The nine pictures were all taken by choosing a different section of the frame to compose within.
For the original original shot I used the bottom centre box to compose my image within a frame. The varied vertical lines within the image produce a pleasing uniformity in the close image and the spire flanked by the bigger buildings in the foreground helps to draw the eye in. In comparison, looking at the full image, the composition has by chance still worked in drawing the eye to the church spire. Perhaps as this is in the centre on the image, this approach has worked.
This time the face of the statue was the focus, framing it in the left central box of the viewfinder. In the cropped version the moving water and background architecture provide a soft contrast to the defined sculptural lines. The omission of some of the whole sculpture shape leaves the eye wanting to discover more. The full frame image provides this, but also loses something by excluding the edge of the water feature.
The silhouetted horse and rider statue was the focus for the top central box. The choice of shape was really too larger for the box and lost something in the crop. Interestingly the full frame image worked well – with an element of symmetry in the skyline either side of the central image.
Formalism: prioritisation of concern with form rather than content. Focus on composition and the material nature of any specific medium (Wells, 2009, p347)
Select six images that work individually as compositions and also together as a set. Present them as a single composite image.
Working on the definition of formalism as focusing on form rather than context I revisited one of my favourite themes – abstracting aspects of the urban environment. I am drawn to the different representations of line, shape, angles, textures etc in architectural design. I kept my iso on 250 and used the prime 85m lens with a fstop on 1.8 with a fast shutter speed – 1/320 – 1/1250 depending on the light. This gave a brightness to the images and ensured close cropping wasn’t required to ensure the correct elements were abstracted. In putting together the images as a composite there was a strong temptation to use black and white versions to ensure they complemented each other well. However due to the muted tones and the geometric nature of the images they seem to work well as a set without this.
Project 3- Surface and Depth
Research point – commentary on reviews by Campany and Colberg of the Thomas Ruff publication – ‘jpegs’
Thomas Ruff is not a photographer/artist that I had encountered before. In first reading these two reviews on his ‘jpegs’ project I had a few doubts as to how much value I would put in the process, and final result, of this project.
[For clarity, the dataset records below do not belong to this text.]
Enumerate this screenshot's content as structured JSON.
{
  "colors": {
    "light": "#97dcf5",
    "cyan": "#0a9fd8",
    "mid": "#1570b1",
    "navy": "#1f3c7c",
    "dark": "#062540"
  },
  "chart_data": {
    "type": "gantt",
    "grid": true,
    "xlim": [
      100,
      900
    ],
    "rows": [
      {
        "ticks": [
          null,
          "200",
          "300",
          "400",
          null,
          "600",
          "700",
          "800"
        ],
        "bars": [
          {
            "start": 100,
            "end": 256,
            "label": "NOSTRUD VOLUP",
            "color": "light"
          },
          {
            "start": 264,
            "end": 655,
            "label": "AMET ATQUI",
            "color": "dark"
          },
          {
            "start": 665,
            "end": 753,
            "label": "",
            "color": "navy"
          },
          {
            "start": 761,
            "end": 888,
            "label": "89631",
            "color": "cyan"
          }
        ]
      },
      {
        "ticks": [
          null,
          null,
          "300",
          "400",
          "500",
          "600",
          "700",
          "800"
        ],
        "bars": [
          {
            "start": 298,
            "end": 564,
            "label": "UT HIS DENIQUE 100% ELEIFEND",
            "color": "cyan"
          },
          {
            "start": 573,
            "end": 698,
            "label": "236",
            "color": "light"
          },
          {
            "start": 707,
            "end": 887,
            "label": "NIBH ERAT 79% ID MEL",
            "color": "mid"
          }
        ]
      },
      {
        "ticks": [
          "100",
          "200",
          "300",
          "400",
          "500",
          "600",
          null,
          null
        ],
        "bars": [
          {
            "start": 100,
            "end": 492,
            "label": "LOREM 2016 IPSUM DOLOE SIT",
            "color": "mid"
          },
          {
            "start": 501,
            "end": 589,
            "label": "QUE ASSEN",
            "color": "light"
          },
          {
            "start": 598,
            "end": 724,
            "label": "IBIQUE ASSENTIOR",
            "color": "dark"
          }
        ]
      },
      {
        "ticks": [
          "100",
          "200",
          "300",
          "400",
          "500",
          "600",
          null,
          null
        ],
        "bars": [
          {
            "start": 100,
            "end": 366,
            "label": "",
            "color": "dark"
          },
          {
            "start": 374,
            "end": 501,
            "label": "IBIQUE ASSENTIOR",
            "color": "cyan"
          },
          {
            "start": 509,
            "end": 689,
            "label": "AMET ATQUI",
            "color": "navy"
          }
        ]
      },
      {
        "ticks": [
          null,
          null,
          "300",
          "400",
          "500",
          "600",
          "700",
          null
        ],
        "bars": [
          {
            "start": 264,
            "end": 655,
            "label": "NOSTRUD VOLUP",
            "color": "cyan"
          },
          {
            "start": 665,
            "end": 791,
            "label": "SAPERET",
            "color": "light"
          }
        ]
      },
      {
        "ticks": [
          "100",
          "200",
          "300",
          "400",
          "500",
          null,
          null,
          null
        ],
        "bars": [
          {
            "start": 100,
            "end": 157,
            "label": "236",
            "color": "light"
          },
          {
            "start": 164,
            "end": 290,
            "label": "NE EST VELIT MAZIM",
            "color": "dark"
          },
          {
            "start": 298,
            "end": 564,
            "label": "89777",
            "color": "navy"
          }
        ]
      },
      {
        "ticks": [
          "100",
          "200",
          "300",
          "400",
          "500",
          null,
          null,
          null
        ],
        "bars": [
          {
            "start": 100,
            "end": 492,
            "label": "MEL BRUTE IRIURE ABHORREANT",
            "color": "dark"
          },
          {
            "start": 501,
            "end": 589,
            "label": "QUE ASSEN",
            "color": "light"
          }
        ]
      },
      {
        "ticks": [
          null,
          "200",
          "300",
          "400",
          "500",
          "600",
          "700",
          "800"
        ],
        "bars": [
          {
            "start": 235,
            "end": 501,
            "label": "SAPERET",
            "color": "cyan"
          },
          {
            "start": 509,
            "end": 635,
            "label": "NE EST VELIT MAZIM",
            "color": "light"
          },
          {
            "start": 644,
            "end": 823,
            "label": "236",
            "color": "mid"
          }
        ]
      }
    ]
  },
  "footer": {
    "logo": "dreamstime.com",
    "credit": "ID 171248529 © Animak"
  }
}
My initial issue with his work was the acquisition of images from the internet to create his own distorted piece of art.
On reading Campany’s review of this project, he points out that many art forms have taken the approach of manipulating ‘found objects’ to create an alternative view on the subject matter. He cites the work of Warhol, Donald Judd and Carl Andre, the installations of Sol Lewitt and Hanne Darboven and the photo work of Christian Boltanksi and Bernd & Hilla Becher within Pop, Minimalism and Conceptualism. He also referenced movements such as Dadism, surrealism and cubism in the use of archived photography.
It should be noted that Ruff uses his own images as well as those found from internet searches.
My other personal issue with the manipulated images within the ‘jpegs’ project was what is being added to the images in terms of artistic aesthetics to the works.
Campany’s reflection on the importance of ‘grain’ in photography during the pre-digital age and the relationship this has with manipulating pixels raises the question of how this approach to creating a new artistic image through a found image opens up a world of possibilities in terms of creating a new movement in aesthetics.
The other interesting point is the importance of how Ruff’s ‘jpegs’ is viewed. In Colberg’s review he talks about the difference between viewing the images in the book and how the impact of the larger reproductions on the gallery wall was lessened because the ‘amount of detail in the images was actually not large enough to justify the sizes shown in the gallery.’ Campany stressed the importance of not viewing the images digitally but as printed matter.